Чтобы надежнее избегать опасности, монах никогда не должен был выходить из своего монастыря. По словам святого Василия, выйти из монастыря – значит проститься с воздержанием, выйти в мир означает иметь возможность бросить взгляд на одну из тех куртизанок, чьи ласкающие слова – ловушка для ушей, чье лицо – соблазн для глаз, Своими манящими прелестями она привлечет тебя к себе, прижмется к твоему телу, притянет тебя к своей груди, ослабит твое, такое твердое, желание быть полностью целомудренным и постепенно отвлечет тебя от твоего святого образа жизни и погубит вместе с собой. Если ты случайно сможешь избежать ее сетей, воспоминание о ней будет преследовать тебя, и ты сможешь победить его лишь с огромным трудом.

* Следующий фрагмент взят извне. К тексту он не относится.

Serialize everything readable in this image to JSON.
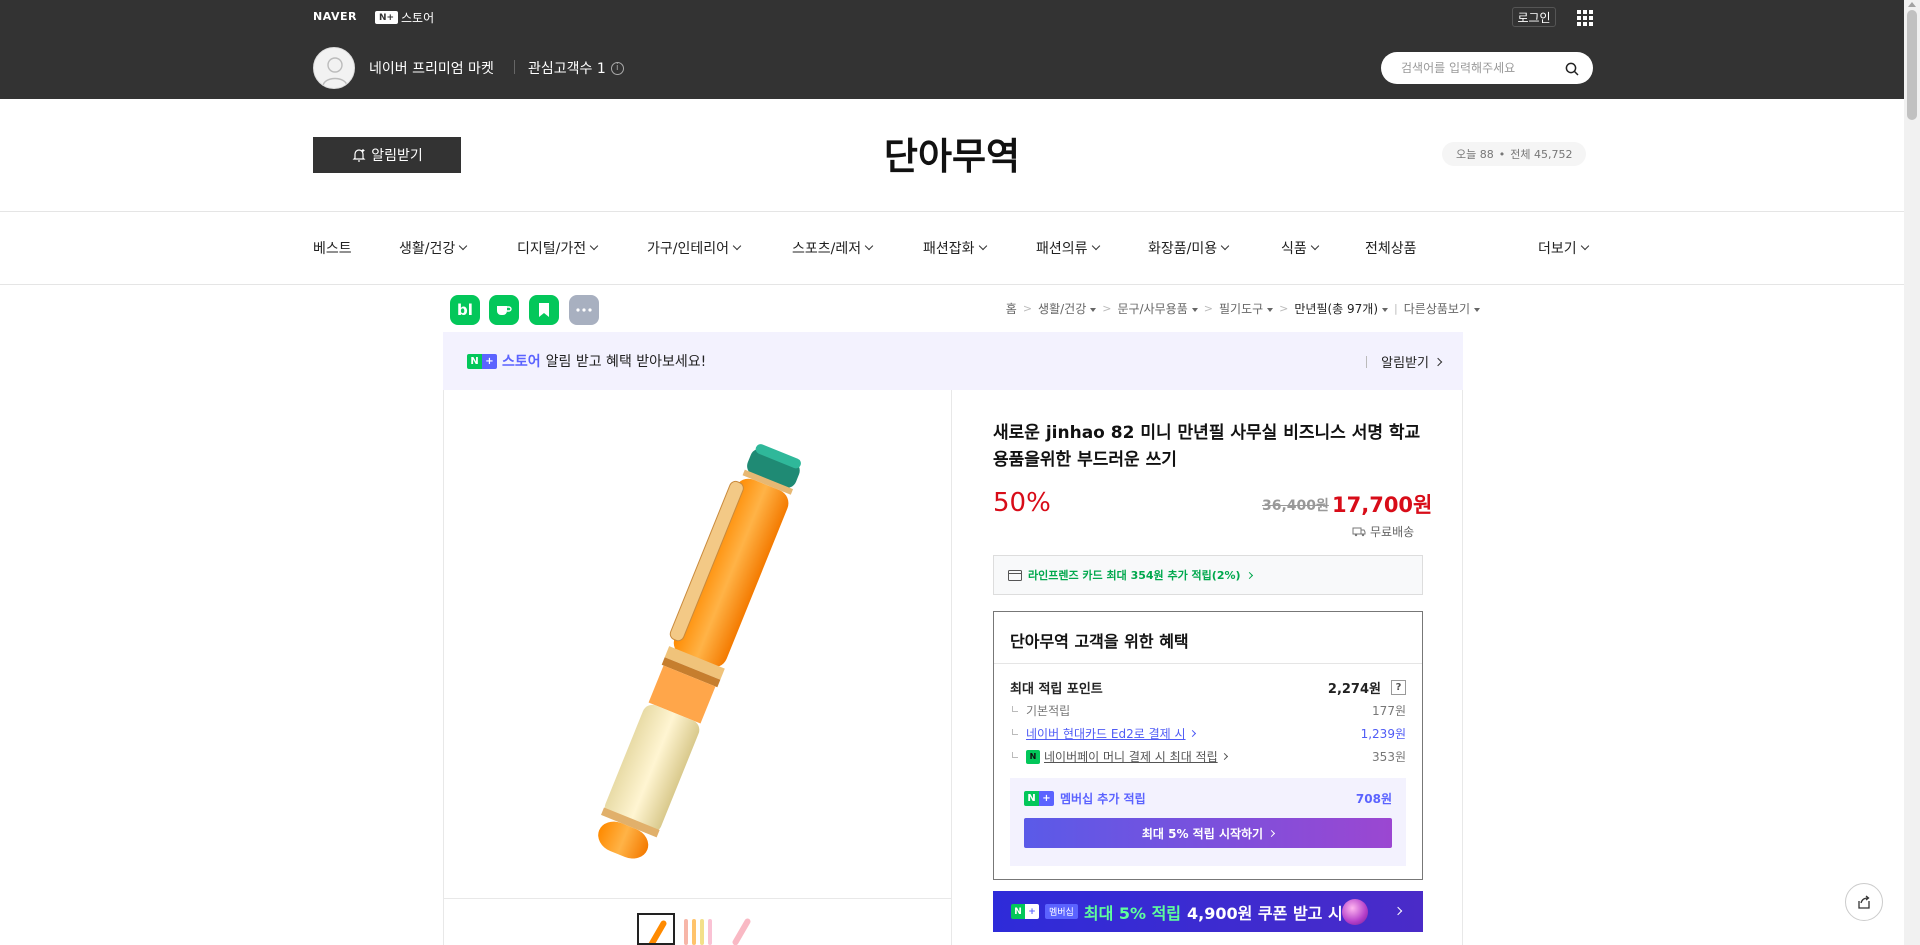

Монах также должен остерегаться общения и бесед с мужчинами любого сорта, потому что есть люди, которые во всем видят причину для скандала; в особенности он должен избегать постоянного общения с юношами. Дело в том, что враг спасения часто пользуется личиной духовной дружбы, чтобы соблазнять души и увлекать их в ад. Вы, которые в открытом море сумели уберечь себя от ветра и бурь, не будете так ничтожны, чтобы потерпеть крушение в гавани. Никогда не садись около молодого монаха. Ложась спать рядом с молодым монахом, следи, чтобы твоя одежда не касалась его одежды, или пусть между вами находится старик. Если случается, что он говорит с тобой или если он поет противоположную партию в хоре, отвечай ему, опустив глаза. Нигде не оставайся с ним наедине. Гони от себя мысль о том, что в такой дружбе нет ничего дурного, потому что эти дружеские отношения – камень преткновения для невинности вашей души; учитесь на опыте тех, кто не устоял в подобных случаях.

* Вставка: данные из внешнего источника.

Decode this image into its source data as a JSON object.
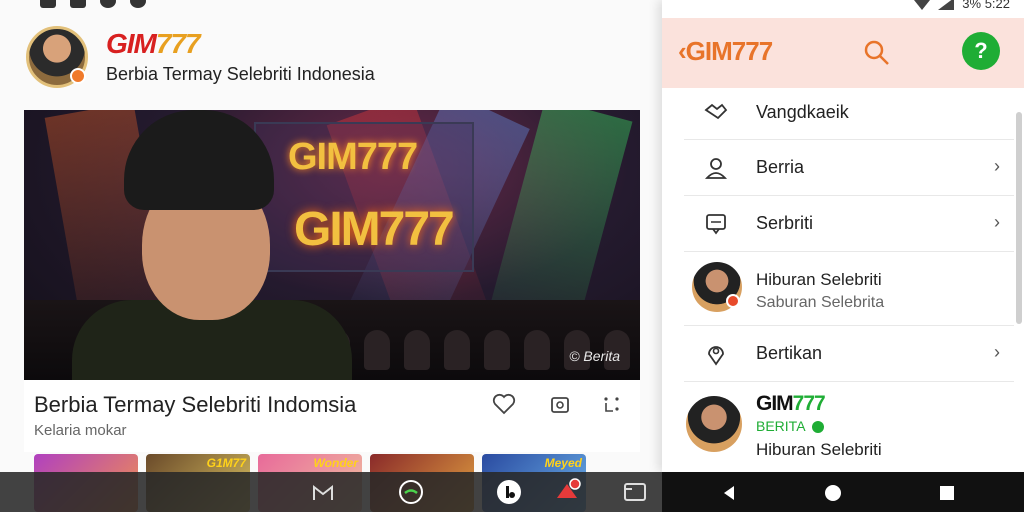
{
  "app": {
    "brand_main": "GIM",
    "brand_accent": "777",
    "subtitle": "Berbia Termay Selebriti Indonesia"
  },
  "hero": {
    "stage_title_top": "GIM777",
    "stage_title_bottom": "GIM777",
    "watermark": "© Berita"
  },
  "caption": {
    "title": "Berbia Termay Selebriti Indomsia",
    "subtitle": "Kelaria mokar"
  },
  "thumbnails": [
    {
      "label": ""
    },
    {
      "label": "G1M77"
    },
    {
      "label": "Wonder"
    },
    {
      "label": ""
    },
    {
      "label": "Meyed"
    }
  ],
  "panel": {
    "status_text": "3%  5:22",
    "back_brand": "GIM777",
    "help_symbol": "?",
    "menu": [
      {
        "label": "Vangdkaeik",
        "icon": "handshake-icon",
        "chevron": false
      },
      {
        "label": "Berria",
        "icon": "person-icon",
        "chevron": true
      },
      {
        "label": "Serbriti",
        "icon": "message-icon",
        "chevron": true
      },
      {
        "title": "Hiburan Selebriti",
        "subtitle": "Saburan Selebrita",
        "icon": "avatar"
      },
      {
        "label": "Bertikan",
        "icon": "location-pin-icon",
        "chevron": true
      }
    ],
    "promo": {
      "title_main": "GIM",
      "title_accent": "777",
      "badge": "BERITA",
      "subtitle": "Hiburan Selebriti"
    },
    "chevron_symbol": "›"
  },
  "colors": {
    "brand_red": "#d82020",
    "brand_orange": "#e8742a",
    "accent_green": "#1fad35",
    "panel_header_bg": "#fbe2dc"
  }
}
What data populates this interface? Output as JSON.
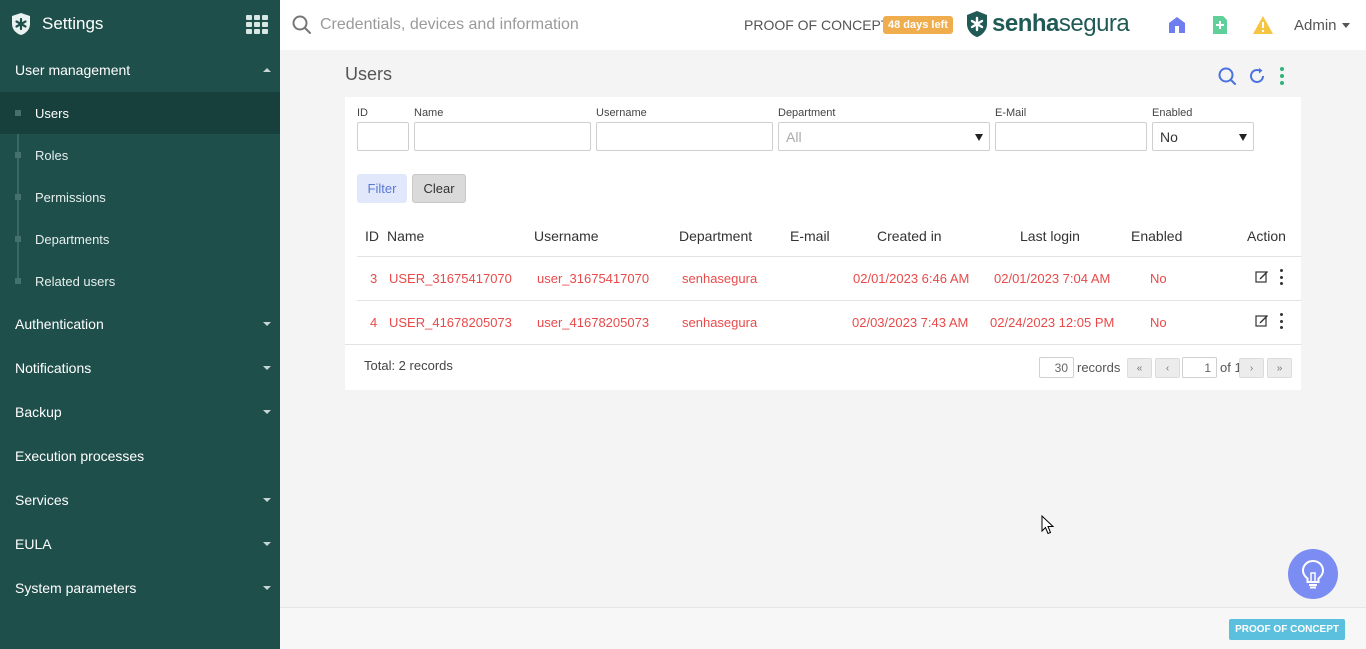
{
  "sidebar": {
    "title": "Settings",
    "sections": [
      {
        "label": "User management",
        "expanded": true,
        "items": [
          "Users",
          "Roles",
          "Permissions",
          "Departments",
          "Related users"
        ],
        "active": "Users"
      },
      {
        "label": "Authentication"
      },
      {
        "label": "Notifications"
      },
      {
        "label": "Backup"
      },
      {
        "label": "Execution processes"
      },
      {
        "label": "Services"
      },
      {
        "label": "EULA"
      },
      {
        "label": "System parameters"
      }
    ]
  },
  "topbar": {
    "search_placeholder": "Credentials, devices and information",
    "poc_label": "PROOF OF CONCEPT",
    "days_left": "48 days left",
    "brand_bold": "senha",
    "brand_rest": "segura",
    "user": "Admin"
  },
  "page": {
    "title": "Users",
    "filters": {
      "id_label": "ID",
      "id_value": "",
      "name_label": "Name",
      "name_value": "",
      "username_label": "Username",
      "username_value": "",
      "department_label": "Department",
      "department_value": "All",
      "email_label": "E-Mail",
      "email_value": "",
      "enabled_label": "Enabled",
      "enabled_value": "No",
      "filter_button": "Filter",
      "clear_button": "Clear"
    },
    "table": {
      "columns": [
        "ID",
        "Name",
        "Username",
        "Department",
        "E-mail",
        "Created in",
        "Last login",
        "Enabled",
        "Action"
      ],
      "rows": [
        {
          "id": "3",
          "name": "USER_31675417070",
          "username": "user_31675417070",
          "department": "senhasegura",
          "email": "",
          "created": "02/01/2023 6:46 AM",
          "last_login": "02/01/2023 7:04 AM",
          "enabled": "No"
        },
        {
          "id": "4",
          "name": "USER_41678205073",
          "username": "user_41678205073",
          "department": "senhasegura",
          "email": "",
          "created": "02/03/2023 7:43 AM",
          "last_login": "02/24/2023 12:05 PM",
          "enabled": "No"
        }
      ]
    },
    "pagination": {
      "total_text": "Total: 2 records",
      "per_page": "30",
      "records_label": "records",
      "page": "1",
      "of_label": "of 1",
      "first": "«",
      "prev": "‹",
      "next": "›",
      "last": "»"
    }
  },
  "footer": {
    "badge": "PROOF OF CONCEPT"
  },
  "colors": {
    "sidebar": "#1f4f4b",
    "accent_red": "#e84a4a",
    "badge_orange": "#f0ad4e",
    "poc_blue": "#5bc0de",
    "tips_purple": "#7b8cf2"
  }
}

Кроме обетов полного воздержания, совершенной бедности и полного послушания, которые монах давал в день принятия монашества, он также давал торжественное обязательство до конца своей жизни упорно упражняться во всем, из чего состоит религиозная жизнь, и делать это в одном и том же монастыре. С этого момента он не мог уйти из той монашеской общины, в которую был принят, а уйдя, стал бы преступником, как женщина становилась преступницей, уйдя от мужа, а гражданин – преступником, уйдя из гражданского общества. Связь, прикреплявшая монаха к монастырю, была такой же неразрывной, как брачные узы. Монах, ушедший из своего монастыря, был как часть тела, отделившаяся от остального организма, и его обязательно приговаривали к смерти. Наличие в монастыре нескольких плохих монахов или слабость всей дисциплины не считались достаточной причиной для ухода из братии: ведь злоба и лукавство Иуды не мешали апостолам оставаться в апостольской общине.